Я прикусываю губу, до боли, и, кивнув, все же ставлю короткий росчерк, оставляя на бумаге не только свою подпись, но и свободу, всю прелесть которой я осознаю только сейчас, под бездушным взглядом Аруша, вытирающего свое вспотевшее лицо белоснежным платком, выуженным из нагрудного кармана пиджака. Его миссия закончена, и только сейчас я вспоминаю еще об одном человеке, который присутствует в этой комнате. Все это время он сидел в углу, не вмешиваясь, не двигаясь, наверняка изучая меня и чувствуя свою власть надо мной. Ведь именно он и есть мой хозяин, не так ли?

— Вот и хорошо, рад был с вами познакомиться, — Болман с удовлетворением смотрит на контракт, в последний раз пробегаясь по нему взглядом, и один из экземпляров кладет в свой кейс. Его тяжелые, частые шаги исчезают за дверью, а я до сих пор не могу прийти в себя, с опаской всматриваясь в темноту, туда, где до сих пор сидит этот мужчина, будто специально нагнетающий обстановку. Если бы я могла повернуть назад, то не задумываясь бы убежала отсюда, но перед глазами стоит посеревшее от переживаний лицо матери, которое может осветиться надеждой.

В конце концов, холод становится почти нетерпимым, и я обнимаю себя за плечи, испуганным взглядом наблюдая за тем, как высокая фигура медленно поднимается с кресла и также тягуче медленно приближается ко мне. Его движения ленивые и грациозные, его руки с длинными аристократическими пальцами расслабленны, в то время как я напротив, сжимаю кулаки так, что чувствую боль от впившихся в ладони ногтей. Я до сих пор боюсь поднять глаза, упрямо смотря куда-то в район его колен, и, только лишь когда он пересекает границу света, осмеливаюсь взглянуть выше, на его запертую в дорогой пиджак грудь, затем на гладко выбритый подбородок, бледно-малиновые губы, правильный нос с небольшой горбинкой, острые скулы, и, наконец, глаза, в падающем на него освещении почти черные, пугающие своей проницательностью. Темные волосы, до плеч, уложенные досконально аккуратно и завершающие весь его идеально изысканный образ.

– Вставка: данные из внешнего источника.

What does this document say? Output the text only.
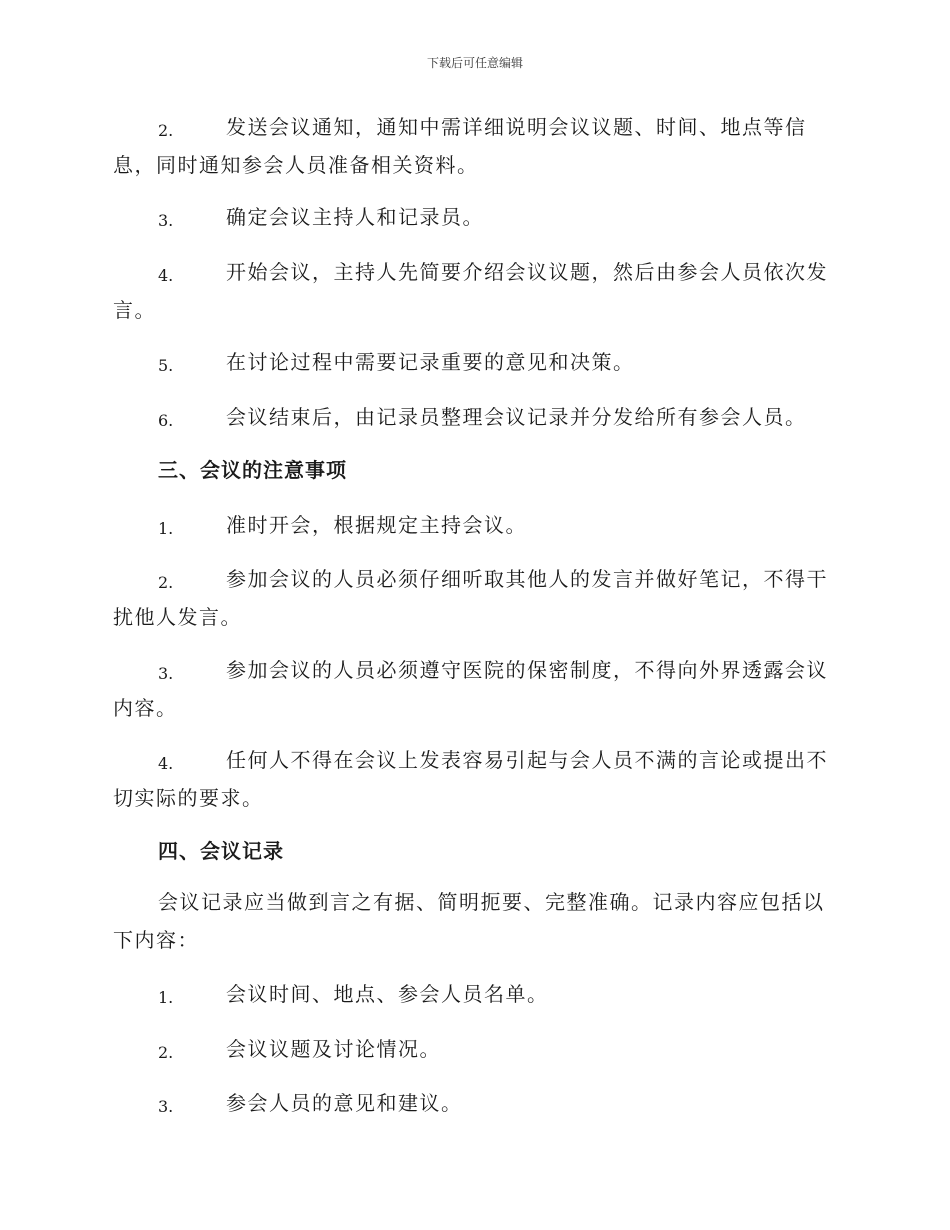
下载后可任意编辑
2.	发送会议通知，通知中需详细说明会议议题、时间、地点等信
息，同时通知参会人员准备相关资料。
3.	确定会议主持人和记录员。
4.	开始会议，主持人先简要介绍会议议题，然后由参会人员依次发
言。
5.	在讨论过程中需要记录重要的意见和决策。
6.	会议结束后，由记录员整理会议记录并分发给所有参会人员。
三、会议的注意事项
1.	准时开会，根据规定主持会议。
2.	参加会议的人员必须仔细听取其他人的发言并做好笔记，不得干
扰他人发言。
3.	参加会议的人员必须遵守医院的保密制度，不得向外界透露会议
内容。
4.	任何人不得在会议上发表容易引起与会人员不满的言论或提出不
切实际的要求。
四、会议记录
会议记录应当做到言之有据、简明扼要、完整准确。记录内容应包括以
下内容：
1.	会议时间、地点、参会人员名单。
2.	会议议题及讨论情况。
3.	参会人员的意见和建议。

Он привлекателен, настолько, что мне становится не по себе. Может потому, что он скрывает в себе нечто темное, демоническое, вызывающее инстинктивный страх, особенно когда подходит совершенно бесшумно, все еще сохраняя молчание и не спуская с меня пристально гипнотизирующего взгляда, от которого я не могу пошевелиться. Даже когда он прикасается к моему подбородку холодным пальцем, вынуждая приподнять голову и заглянуть ему в лицо. И пока я изучаю его, он рассматривает меня не менее цепко, впиваясь ледяным взглядом в детали и наверняка замечая каждый изъян: маленькую родинку на скуле, пару веснушек на носу и небольшой шрам над верхней губой, едва заметный, но при таком близком расстоянии вполне различимый. Наверное, единственное, что может зацепить в моей внешности — это глаза — яркие, сапфировые, как и у Айрин, доставшиеся нам от отца, погибшего под завалами шахты года три назад.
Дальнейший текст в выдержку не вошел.